Frei Santiago Ramírez identifica como ponto de partida do pensamento modernista uma visão agnóstica, onde : “A única vida de acesso à verdade é a vida e o sentido da mesma em seu fluir continuo, porém sem sair essencialmente desta, por ser essencialmente imanente”. Assim, o modernismo se configura como objetor de qualquer forma de transcendência. Como fruto de filosofias nascidas e difundidas no mundo moderno, não poderia negar sua origens. Por acaso Nietzsche, Marx, Hegel, Kant ou Bergson poderiam se harmonizar com teologia? A resposta todo católico conhece, como diz o adágio popular: A fruta não pode cair longe do pé. Mas e seus argumentos? Qual é a desculpa para escolher um caminho incerto? pode ser reduzida a uma observação inegável: o mundo se afasta de Cristo, se descristianizou ou se paganizou, como fruto das violentas mudanças do mundo moderno, de fato o diagnóstico não está errado. “ A Igreja, pelo contrário, com sua fé, com seus dogmas e com sua teologia, permanece imóvel e encerrada em si mesma, separada do mundo e afastada da vida terrestre dos homens. O mundo se escapa da Igreja, porque a Igreja se afasta do mundo e não se adapta a ele” Eis o discurso modernista proferido infelizmente, de uma forma comuníssima entre o clero e os leigos de nossa época, magistralmente resumido, e que inclui na terapia do enfermo, doses homeopáticas de veneno. Não no apartemos do mundo, mas infectemos com ele, as coisas santas!

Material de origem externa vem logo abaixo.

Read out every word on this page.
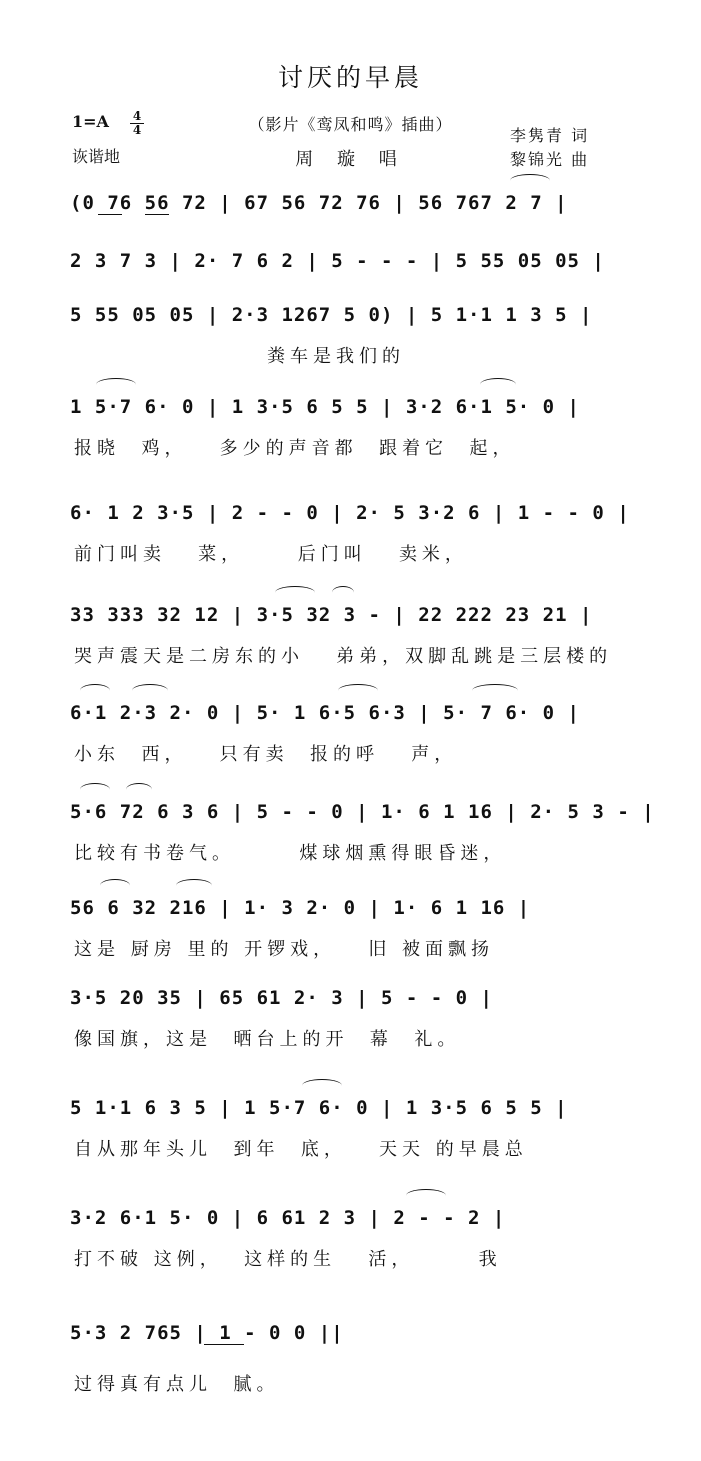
讨厌的早晨
1=A 4
4
诙谐地
（影片《鸾凤和鸣》插曲）
周 璇 唱
李隽青 词
黎锦光 曲
(0 76 56 72 | 67 56 72 76 | 56 767 2 7 |
2 3 7 3 | 2· 7 6 2 | 5 - - - | 5 55 05 05 |
5 55 05 05 | 2·3 1267 5 0) | 5 1·1 1 3 5 |
粪车是我们的
1 5·7 6· 0 | 1 3·5 6 5 5 | 3·2 6·1 5· 0 |
报晓  鸡，   多少的声音都  跟着它  起，
6· 1 2 3·5 | 2 - - 0 | 2· 5 3·2 6 | 1 - - 0 |
前门叫卖   菜，     后门叫   卖米，
33 333 32 12 | 3·5 32 3 - | 22 222 23 21 |
哭声震天是二房东的小   弟弟，双脚乱跳是三层楼的
6·1 2·3 2· 0 | 5· 1 6·5 6·3 | 5· 7 6· 0 |
小东  西，   只有卖  报的呼   声，
5·6 72 6 3 6 | 5 - - 0 | 1· 6 1 16 | 2· 5 3 - |
比较有书卷气。      煤球烟熏得眼昏迷，
56 6 32 216 | 1· 3 2· 0 | 1· 6 1 16 |
这是 厨房 里的 开锣戏，   旧 被面飘扬
3·5 20 35 | 65 61 2· 3 | 5 - - 0 |
像国旗，这是  晒台上的开  幕  礼。
5 1·1 6 3 5 | 1 5·7 6· 0 | 1 3·5 6 5 5 |
自从那年头儿  到年  底，   天天 的早晨总
3·2 6·1 5· 0 | 6 61 2 3 | 2 - - 2 |
打不破 这例，  这样的生   活，      我
5·3 2 765 | 1 - 0 0 ||
过得真有点儿  腻。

O ponto mais crítico da mentalidade modernista é o espírito do ecumenismo (poder-se ia chamar de irenismo, como não hesita Santiago Ramírez) que sobrepõe toda a vida da Igreja. A caridade se tornou uma caricatura, com a filantropia. “Esta mesma caridade chega a tal indulgência com os inimigos do cristianismo e a tal severidade com a Igreja e seus fiéis servidores”, onde práticas devocionais ou um desejo de maior piedade não são vistas como “ecumenicamente corretas”. Pobres fiéis! Não concordam eles com a unidade forçada com protestantes, comunistas, muçulmanos, muito menos com a visão sacramental como algo simbólico, ou uma mera trivialidades, nem com a primazia do laicato sob o sacerdócio. Como conclui nosso autor, “um catolicismo sem dogmas nem moral não é a Igreja fundada por Jesus Cristo”. Quem se diz católico, não pode acolher o modernismo sob o disfarce de Nova Teologia.